55

I’ve just completed my 55th solar return and just for shits & giggles, I decided to do a headstand on my birthday again. Simply because I can and because it makes me feel strong, mentally and physically. And it reminds me that this strength has been hard won and that, in and of itself, is worthy of celebration.

Sirsasana, or headstand pose, is not just a fancy party trick though. It is a very powerful yogic posture that is purported to have a host of healing benefits, but most notably, for me, it is about turning things upside-down and shifting perception.
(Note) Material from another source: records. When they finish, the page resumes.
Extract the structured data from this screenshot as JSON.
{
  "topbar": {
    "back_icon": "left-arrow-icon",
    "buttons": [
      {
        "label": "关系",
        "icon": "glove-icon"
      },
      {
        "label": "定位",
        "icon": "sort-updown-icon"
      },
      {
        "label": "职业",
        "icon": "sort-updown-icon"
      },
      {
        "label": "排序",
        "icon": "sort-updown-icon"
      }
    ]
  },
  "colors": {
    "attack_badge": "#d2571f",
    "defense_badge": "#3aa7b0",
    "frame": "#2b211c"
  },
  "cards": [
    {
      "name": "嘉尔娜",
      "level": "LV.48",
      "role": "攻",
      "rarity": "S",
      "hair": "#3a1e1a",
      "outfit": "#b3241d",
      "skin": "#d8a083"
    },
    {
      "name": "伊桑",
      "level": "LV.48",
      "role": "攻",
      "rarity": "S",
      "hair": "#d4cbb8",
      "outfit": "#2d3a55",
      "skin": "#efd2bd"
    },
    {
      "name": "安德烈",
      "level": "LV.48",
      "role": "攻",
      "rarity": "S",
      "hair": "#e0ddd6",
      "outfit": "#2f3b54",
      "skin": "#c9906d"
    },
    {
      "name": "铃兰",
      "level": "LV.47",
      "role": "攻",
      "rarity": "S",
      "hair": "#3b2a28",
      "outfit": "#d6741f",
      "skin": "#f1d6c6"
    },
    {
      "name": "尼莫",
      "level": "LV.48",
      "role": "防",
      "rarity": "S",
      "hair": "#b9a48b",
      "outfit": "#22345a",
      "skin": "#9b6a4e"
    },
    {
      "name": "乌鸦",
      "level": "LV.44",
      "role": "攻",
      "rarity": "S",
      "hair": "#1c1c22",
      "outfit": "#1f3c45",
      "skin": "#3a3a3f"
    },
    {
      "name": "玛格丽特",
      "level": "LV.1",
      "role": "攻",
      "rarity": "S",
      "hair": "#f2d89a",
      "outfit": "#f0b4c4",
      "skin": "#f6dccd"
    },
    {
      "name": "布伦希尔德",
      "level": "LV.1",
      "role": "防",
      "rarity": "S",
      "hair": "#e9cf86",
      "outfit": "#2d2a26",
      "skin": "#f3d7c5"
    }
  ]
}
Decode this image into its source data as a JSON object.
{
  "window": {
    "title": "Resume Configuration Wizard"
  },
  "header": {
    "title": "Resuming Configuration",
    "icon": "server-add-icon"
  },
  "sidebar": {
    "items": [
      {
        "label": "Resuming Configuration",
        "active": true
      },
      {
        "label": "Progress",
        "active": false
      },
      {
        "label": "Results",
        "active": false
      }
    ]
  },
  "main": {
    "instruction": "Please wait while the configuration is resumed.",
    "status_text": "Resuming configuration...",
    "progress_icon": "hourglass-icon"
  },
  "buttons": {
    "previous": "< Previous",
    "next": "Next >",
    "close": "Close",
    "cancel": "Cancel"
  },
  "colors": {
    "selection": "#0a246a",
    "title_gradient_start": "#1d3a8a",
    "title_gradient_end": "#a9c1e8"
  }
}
Seeing things from a new angle helps me to notice what I hadn’t before, and in many cases, it helps me to see more clearly.

Add to this shift in perception the fact that I have been seeing repeating 5’s EV.ERY.WHERE. I’ve seen it as 5:55 am and pm on various devices and clocks, 555 on car license plates (two of them parked nearly right next to each other!), 5’s on oracle cards, AND my 55th birthday this year falls in the 5th month. Now, if you’re a numerology nerd like I am, you likely know about the significance of 5’s - they are a symbol of change and transformation. Which is, apparently, my modus operandi in this lifetime. Oh, lucky me!

If you know me well, you know that I’ve gone through a LOT of changes in the last several years, and after hitting the big “M” of menopause, I was starting to feel like I was floating in the dark void of outer space with nothing to tether me to the ground (this is truly one of my biggest fears and one of the reasons I could never bring myself to watch the movie Gravity with Sandra Bullock and George Clooney, but I digress…)

I was starting to reflect on all the life changes I’ve navigated in my life, the detours and off-the-beaten paths, both chosen by me and for me, and wondering what it all means, and more importantly, where am I going next. I don’t really like the term “mid-life crisis”, but I can’t deny that it is a potent moment in time where we can look back and then become much more intentional as we move forward. Okay, maybe for me it did feel a little bit like a crisis because I truly didn’t know what next direction to take or who I was anymore. I know a lot of people can relate to this, regardless of age, and the good news is that this IS part of the journey, NO you are not lost (though you feel like it), AND you WILL triumph.

I know this because, fortunately, I have spent a good deal of time discovering the unhealthy patterns in my thoughts & beliefs, my romantic relationships, and even with my career and money. I have done a lot of work to heal and grow, and I can honestly say that there is much to be proud of (the old Anji would not have ever dreamed of being proud of herself unless it came in the form of some sort of external validation, so to have pride in myself is no small victory.). I could list all the accomplishments and notable experiences in my life, which I am very proud of, but what I’m really REALLY proud of is just being me!

Now, as I complete my 55th year, I feel like the Phoenix, rising again renewed, reimagined, reignited. My business Soulful Living is an extension of this - recognizing and embracing who I have come here to be: a spiritually inspired teacher and mentor. Alchemizing the wisdom from all my previous years to help others along their path while further clearing the way for my own continuing journey. I feel more connected, clear, and confident than I have ever been in my short life, and though I can still fall prey to that cunning thief of joy - comparison, I may have just finally reached a place in my life where I no longer measure myself against others.

For I am one singularly unique miracle that is a reflection of the ONE great miracle of Spirit, and my path is mine to blaze. I am ecstatic to see how my journey continues to unfold!

Someone wished me a happy birthday and said, “So, how does it feel to be 29 again?" with a winky-face emoji. While the sentiment was funny and cute, I can honestly say that I would never want to be 29 again. “They” would have us believe that chasing the fountain of youth is the path to happiness. I heartily disagree, for I believe there is no greater wisdom teacher than experience, and no greater gift she gives than the deepest self-love and acceptance. Best birthday present ever!

So, how does it feel to be 55? Pretty f*cking amazing.

P.S. Thank you to EVERYONE who reached out to wish me a happy birthday and help me celebrate. Social media has its ugly underbelly, but one of the greatest joys for me is seeing those birthday messages from people all over the world who I have had the pure joy of connecting with, however briefly. You have no idea how much it means to be seen and loved by all of you!

What’s even better? That I can see and love myself now too.